Earlier, getting ready to leave the kiddo with my friend’s family so I could go train, my daughter clung to me, sobbing, and said, “I come wi’ yew, Mama!” I wanted to explain that I needed to go study self-defense, that Mama was training in a warrior art, and that one day my daughter would come with me to the dojo in her own tiny gi.
If she wants to, of course. My ex and I agree that it’s not whether she takes a martial art, it’s which one.
We have a duty, you see. This is how I feel, anyway. We have a duty to learn how to defend ourselves and others. We have a duty to teach our children.
Once I was crossing a bridge in Santa Cruz, CA, on my way home from my tai chi class. I’d been off the aikido mat for a year due to the repetitive strain injury to both of my hands—the one that changed my life. Tai chi, my doctor said, was OK. So I was heading home, and realized a third of the way across the bridge that I was being followed. Not just sharing bridge space with someone, but being hunted.
Now. I’m five foot eleven, six feet in boots. I have a badass walk. By this stage I’d been a martial artist for five years. My first thought, therefore, was, “What on earth—? You nuts?” (Only later did I realize how much I’d changed, from the frightened girl of a few years earlier.)

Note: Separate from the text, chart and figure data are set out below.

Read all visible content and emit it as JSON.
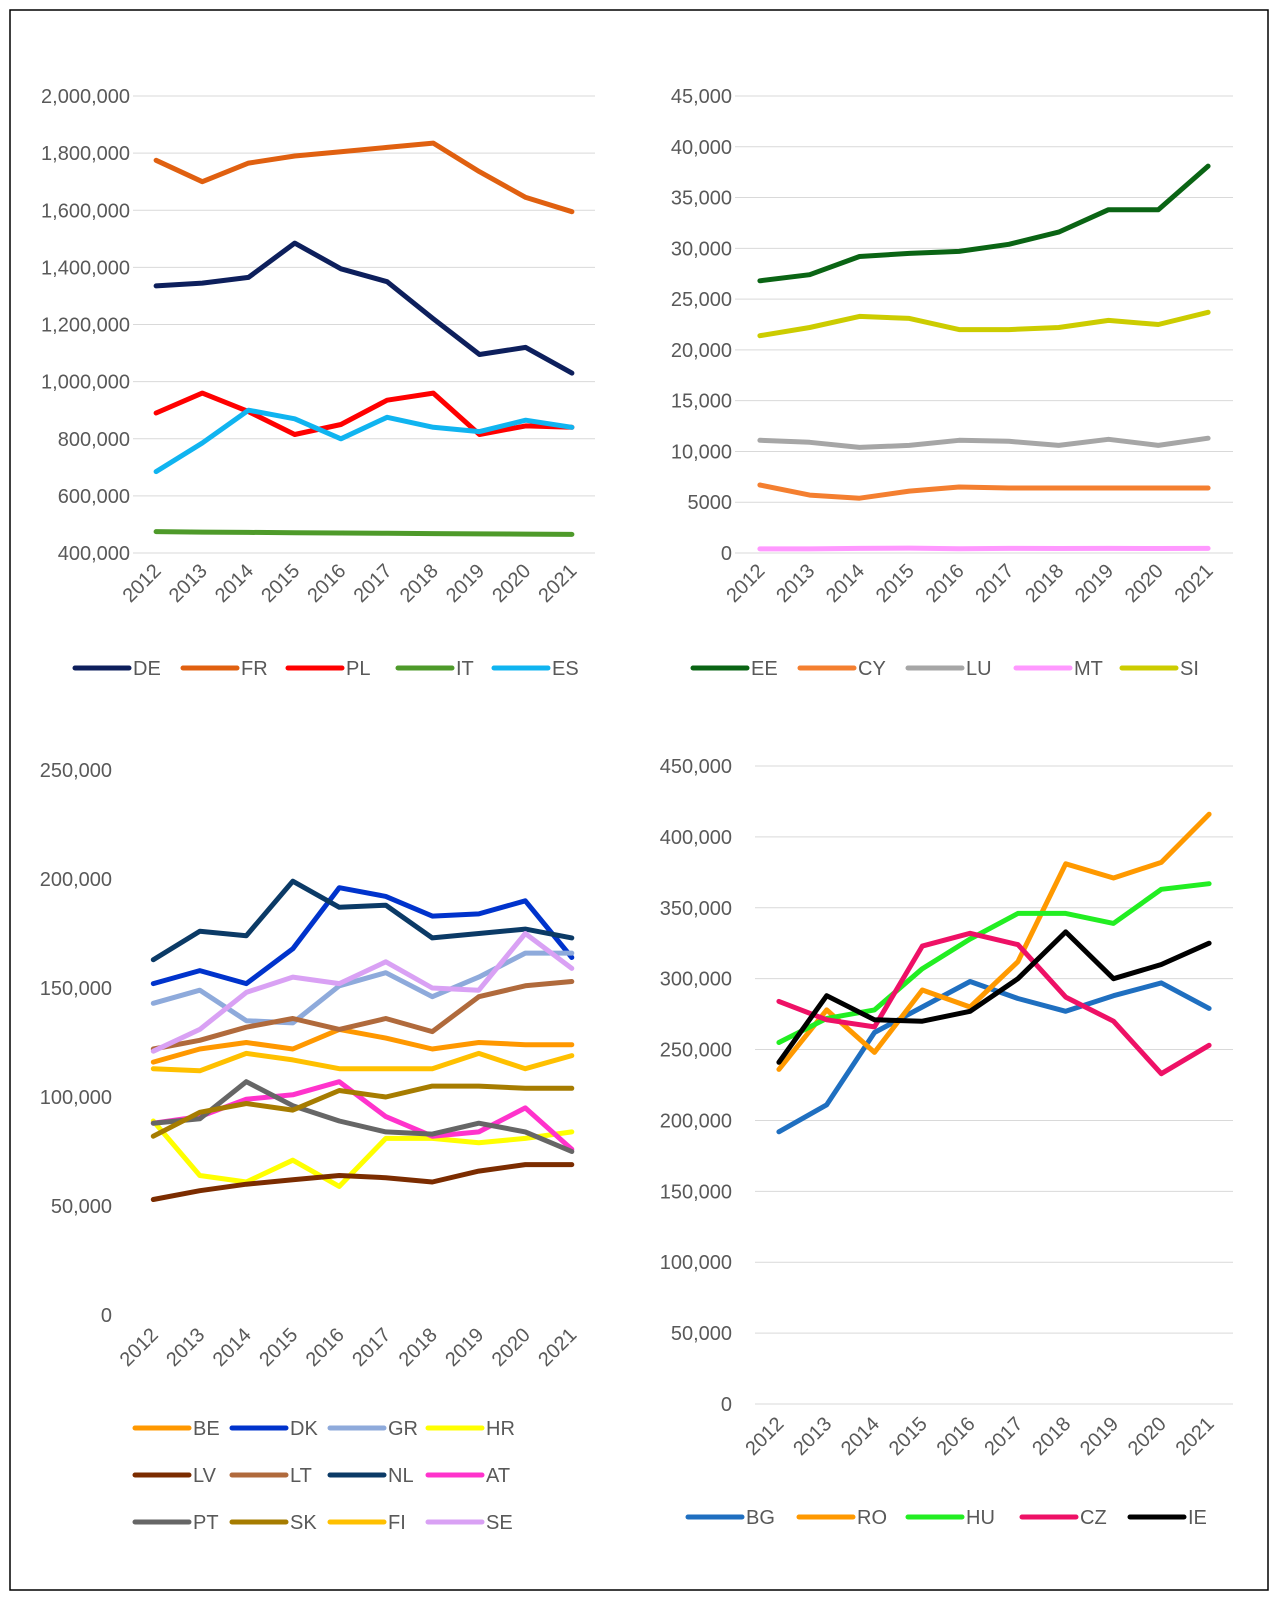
{
  "chart_data": [
    {
      "type": "line",
      "title": "",
      "xlabel": "",
      "ylabel": "",
      "categories": [
        "2012",
        "2013",
        "2014",
        "2015",
        "2016",
        "2017",
        "2018",
        "2019",
        "2020",
        "2021"
      ],
      "ylim": [
        400000,
        2000000
      ],
      "yticks": [
        400000,
        600000,
        800000,
        1000000,
        1200000,
        1400000,
        1600000,
        1800000,
        2000000
      ],
      "ytick_labels": [
        "400,000",
        "600,000",
        "800,000",
        "1,000,000",
        "1,200,000",
        "1,400,000",
        "1,600,000",
        "1,800,000",
        "2,000,000"
      ],
      "grid": true,
      "legend_position": "bottom",
      "series": [
        {
          "name": "DE",
          "color": "#0d1f5c",
          "values": [
            1335000,
            1345000,
            1365000,
            1485000,
            1395000,
            1350000,
            1220000,
            1095000,
            1120000,
            1030000
          ]
        },
        {
          "name": "FR",
          "color": "#e06010",
          "values": [
            1775000,
            1700000,
            1765000,
            1790000,
            1805000,
            1820000,
            1835000,
            1735000,
            1645000,
            1595000
          ]
        },
        {
          "name": "PL",
          "color": "#ff0000",
          "values": [
            890000,
            960000,
            895000,
            815000,
            850000,
            935000,
            960000,
            815000,
            845000,
            840000
          ]
        },
        {
          "name": "IT",
          "color": "#4e9a2a",
          "values": [
            475000,
            473000,
            472000,
            471000,
            470000,
            469000,
            468000,
            467000,
            466000,
            465000
          ]
        },
        {
          "name": "ES",
          "color": "#10b4f0",
          "values": [
            685000,
            785000,
            900000,
            870000,
            800000,
            875000,
            840000,
            825000,
            865000,
            840000
          ]
        }
      ]
    },
    {
      "type": "line",
      "title": "",
      "xlabel": "",
      "ylabel": "",
      "categories": [
        "2012",
        "2013",
        "2014",
        "2015",
        "2016",
        "2017",
        "2018",
        "2019",
        "2020",
        "2021"
      ],
      "ylim": [
        0,
        45000
      ],
      "yticks": [
        0,
        5000,
        10000,
        15000,
        20000,
        25000,
        30000,
        35000,
        40000,
        45000
      ],
      "ytick_labels": [
        "0",
        "5000",
        "10,000",
        "15,000",
        "20,000",
        "25,000",
        "30,000",
        "35,000",
        "40,000",
        "45,000"
      ],
      "grid": true,
      "legend_position": "bottom",
      "series": [
        {
          "name": "EE",
          "color": "#0a6414",
          "values": [
            26800,
            27400,
            29200,
            29500,
            29700,
            30400,
            31600,
            33800,
            33800,
            38100
          ]
        },
        {
          "name": "CY",
          "color": "#f47f30",
          "values": [
            6700,
            5700,
            5400,
            6100,
            6500,
            6400,
            6400,
            6400,
            6400,
            6400
          ]
        },
        {
          "name": "LU",
          "color": "#a6a6a6",
          "values": [
            11100,
            10900,
            10400,
            10600,
            11100,
            11000,
            10600,
            11200,
            10600,
            11300
          ]
        },
        {
          "name": "MT",
          "color": "#ff99ff",
          "values": [
            400,
            400,
            450,
            480,
            420,
            450,
            440,
            450,
            440,
            450
          ]
        },
        {
          "name": "SI",
          "color": "#cccc00",
          "values": [
            21400,
            22200,
            23300,
            23100,
            22000,
            22000,
            22200,
            22900,
            22500,
            23700
          ]
        }
      ]
    },
    {
      "type": "line",
      "title": "",
      "xlabel": "",
      "ylabel": "",
      "categories": [
        "2012",
        "2013",
        "2014",
        "2015",
        "2016",
        "2017",
        "2018",
        "2019",
        "2020",
        "2021"
      ],
      "ylim": [
        0,
        250000
      ],
      "yticks": [
        0,
        50000,
        100000,
        150000,
        200000,
        250000
      ],
      "ytick_labels": [
        "0",
        "50,000",
        "100,000",
        "150,000",
        "200,000",
        "250,000"
      ],
      "grid": false,
      "legend_position": "bottom",
      "series": [
        {
          "name": "BE",
          "color": "#ff9800",
          "values": [
            116000,
            122000,
            125000,
            122000,
            131000,
            127000,
            122000,
            125000,
            124000,
            124000
          ]
        },
        {
          "name": "DK",
          "color": "#0033cc",
          "values": [
            152000,
            158000,
            152000,
            168000,
            196000,
            192000,
            183000,
            184000,
            190000,
            164000
          ]
        },
        {
          "name": "GR",
          "color": "#8eaadb",
          "values": [
            143000,
            149000,
            135000,
            134000,
            151000,
            157000,
            146000,
            155000,
            166000,
            166000
          ]
        },
        {
          "name": "HR",
          "color": "#ffff00",
          "values": [
            89000,
            64000,
            61000,
            71000,
            59000,
            81000,
            81000,
            79000,
            81000,
            84000
          ]
        },
        {
          "name": "LV",
          "color": "#7b2c00",
          "values": [
            53000,
            57000,
            60000,
            62000,
            64000,
            63000,
            61000,
            66000,
            69000,
            69000
          ]
        },
        {
          "name": "LT",
          "color": "#b06a3c",
          "values": [
            122000,
            126000,
            132000,
            136000,
            131000,
            136000,
            130000,
            146000,
            151000,
            153000
          ]
        },
        {
          "name": "NL",
          "color": "#0b3a66",
          "values": [
            163000,
            176000,
            174000,
            199000,
            187000,
            188000,
            173000,
            175000,
            177000,
            173000
          ]
        },
        {
          "name": "AT",
          "color": "#ff33cc",
          "values": [
            88000,
            91000,
            99000,
            101000,
            107000,
            91000,
            82000,
            84000,
            95000,
            76000
          ]
        },
        {
          "name": "PT",
          "color": "#666666",
          "values": [
            88000,
            90000,
            107000,
            96000,
            89000,
            84000,
            83000,
            88000,
            84000,
            75000
          ]
        },
        {
          "name": "SK",
          "color": "#a67c00",
          "values": [
            82000,
            93000,
            97000,
            94000,
            103000,
            100000,
            105000,
            105000,
            104000,
            104000
          ]
        },
        {
          "name": "FI",
          "color": "#ffc000",
          "values": [
            113000,
            112000,
            120000,
            117000,
            113000,
            113000,
            113000,
            120000,
            113000,
            119000
          ]
        },
        {
          "name": "SE",
          "color": "#d9a1f4",
          "values": [
            121000,
            131000,
            148000,
            155000,
            152000,
            162000,
            150000,
            149000,
            175000,
            159000
          ]
        }
      ]
    },
    {
      "type": "line",
      "title": "",
      "xlabel": "",
      "ylabel": "",
      "categories": [
        "2012",
        "2013",
        "2014",
        "2015",
        "2016",
        "2017",
        "2018",
        "2019",
        "2020",
        "2021"
      ],
      "ylim": [
        0,
        450000
      ],
      "yticks": [
        0,
        50000,
        100000,
        150000,
        200000,
        250000,
        300000,
        350000,
        400000,
        450000
      ],
      "ytick_labels": [
        "0",
        "50,000",
        "100,000",
        "150,000",
        "200,000",
        "250,000",
        "300,000",
        "350,000",
        "400,000",
        "450,000"
      ],
      "grid": true,
      "legend_position": "bottom",
      "series": [
        {
          "name": "BG",
          "color": "#1f6fc0",
          "values": [
            192000,
            211000,
            262000,
            280000,
            298000,
            286000,
            277000,
            288000,
            297000,
            279000
          ]
        },
        {
          "name": "RO",
          "color": "#ff9900",
          "values": [
            236000,
            278000,
            248000,
            292000,
            280000,
            312000,
            381000,
            371000,
            382000,
            416000
          ]
        },
        {
          "name": "HU",
          "color": "#22ee22",
          "values": [
            255000,
            272000,
            278000,
            307000,
            328000,
            346000,
            346000,
            339000,
            363000,
            367000
          ]
        },
        {
          "name": "CZ",
          "color": "#ee1166",
          "values": [
            284000,
            271000,
            266000,
            323000,
            332000,
            324000,
            287000,
            270000,
            233000,
            253000
          ]
        },
        {
          "name": "IE",
          "color": "#000000",
          "values": [
            241000,
            288000,
            271000,
            270000,
            277000,
            300000,
            333000,
            300000,
            310000,
            325000
          ]
        }
      ]
    }
  ]
}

Then I got ready. I tied my hair back. I checked behind me once more, to note distance. I took off my hoodie and tied it around my waist; I rolled up my sleeves and shook out my hands, loosening my wrists, and took a few breaths to ground myself and open a chest tightened by adrenaline.
When I looked back again, he was gone.
How’d he get off the bridge? No idea. He was nowhere in sight.

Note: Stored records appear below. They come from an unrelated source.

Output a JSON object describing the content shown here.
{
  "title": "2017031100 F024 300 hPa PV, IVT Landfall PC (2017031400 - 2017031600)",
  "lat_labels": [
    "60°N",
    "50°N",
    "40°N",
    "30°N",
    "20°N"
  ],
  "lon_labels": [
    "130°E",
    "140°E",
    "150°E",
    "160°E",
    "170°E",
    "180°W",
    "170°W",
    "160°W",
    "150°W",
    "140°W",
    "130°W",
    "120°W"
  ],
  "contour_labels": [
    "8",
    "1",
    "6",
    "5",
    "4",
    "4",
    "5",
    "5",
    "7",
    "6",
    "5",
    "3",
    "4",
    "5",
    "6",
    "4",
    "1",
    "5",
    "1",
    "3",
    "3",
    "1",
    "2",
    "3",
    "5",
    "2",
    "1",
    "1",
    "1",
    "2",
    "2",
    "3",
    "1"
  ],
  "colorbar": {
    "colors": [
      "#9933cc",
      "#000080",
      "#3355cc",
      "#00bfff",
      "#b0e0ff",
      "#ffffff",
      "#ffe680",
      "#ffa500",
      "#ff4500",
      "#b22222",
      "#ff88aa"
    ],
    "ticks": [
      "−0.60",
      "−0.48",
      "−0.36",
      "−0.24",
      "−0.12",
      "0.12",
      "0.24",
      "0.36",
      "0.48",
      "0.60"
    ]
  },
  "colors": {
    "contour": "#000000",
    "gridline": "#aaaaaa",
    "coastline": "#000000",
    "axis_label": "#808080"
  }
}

Another time I was followed by a man filming me (same year, I started taking it personally) and a dojo mate of mine caught up with me and told me what was going on. We set a trap for him and confronted him. Things turned out OK. He was probably a detective for the worker’s comp company, which I found hilarious and a bit offensive; if I was the type of person to take a company for money, I’d do it for a million, not the compensation I was receiving.
While riding the Greyhound the next year, a girl behind me got up with a disgusted exclamation and came to sit by me. She explained that some guy had been looking at her and touching himself. I offered to face him with her, and she agreed.
We waited a long time for that guy to get off the bus, but he didn’t while we were there. The point is she felt like someone gave a damn, and that we could work together.
We have a duty.
The woman who was followed fifteen years ago has had time to learn even more, and now she’s got a cub to defend, too. I’ve learned not to act like the biggest tiger in the jungle, or the smallest. I’ve learned to read people pretty well, though not perfectly. I know when I can stop a fight and when I can’t. Most of the time.
I long for everyone in my life to have this sense of confidence and humility combined. I don’t assume I can Steven Segal your butt, but if I have no other choice I’ll give it my best shot—and less pretentiously, too.
I long in particular for the women in my life to have this. Did you know you don’t have to be tall or strong to take down a 250 pound attacker? You don’t even have to succeed, though that would be the hoped-for outcome; just knowing that you tried will almost certainly help you heal faster afterwards. You don’t have to walk with your shoulders tight (it’s better if you keep them relaxed, in fact). You don’t have to be perfect, or particularly brave. You don’t have to be thin-but-not-too-thin. You can choose a martial art that suits you. You can be you, and still kick ass.
Then one day when someone’s losing it you’ll find yourself pinning them to the ground and gently but firmly advising them to stop and think. It will feel pretty good. It did for me, anyway.
If your kid is watching, it may feel even better. Because then your little princess or prince will want to learn how Mommy or Daddy did that.
Just throwing that suggestion out there. I have more thoughts on this but this’ll do for now.
What measures have you taken, or are thinking of taking, to protect yourself, to be prepared?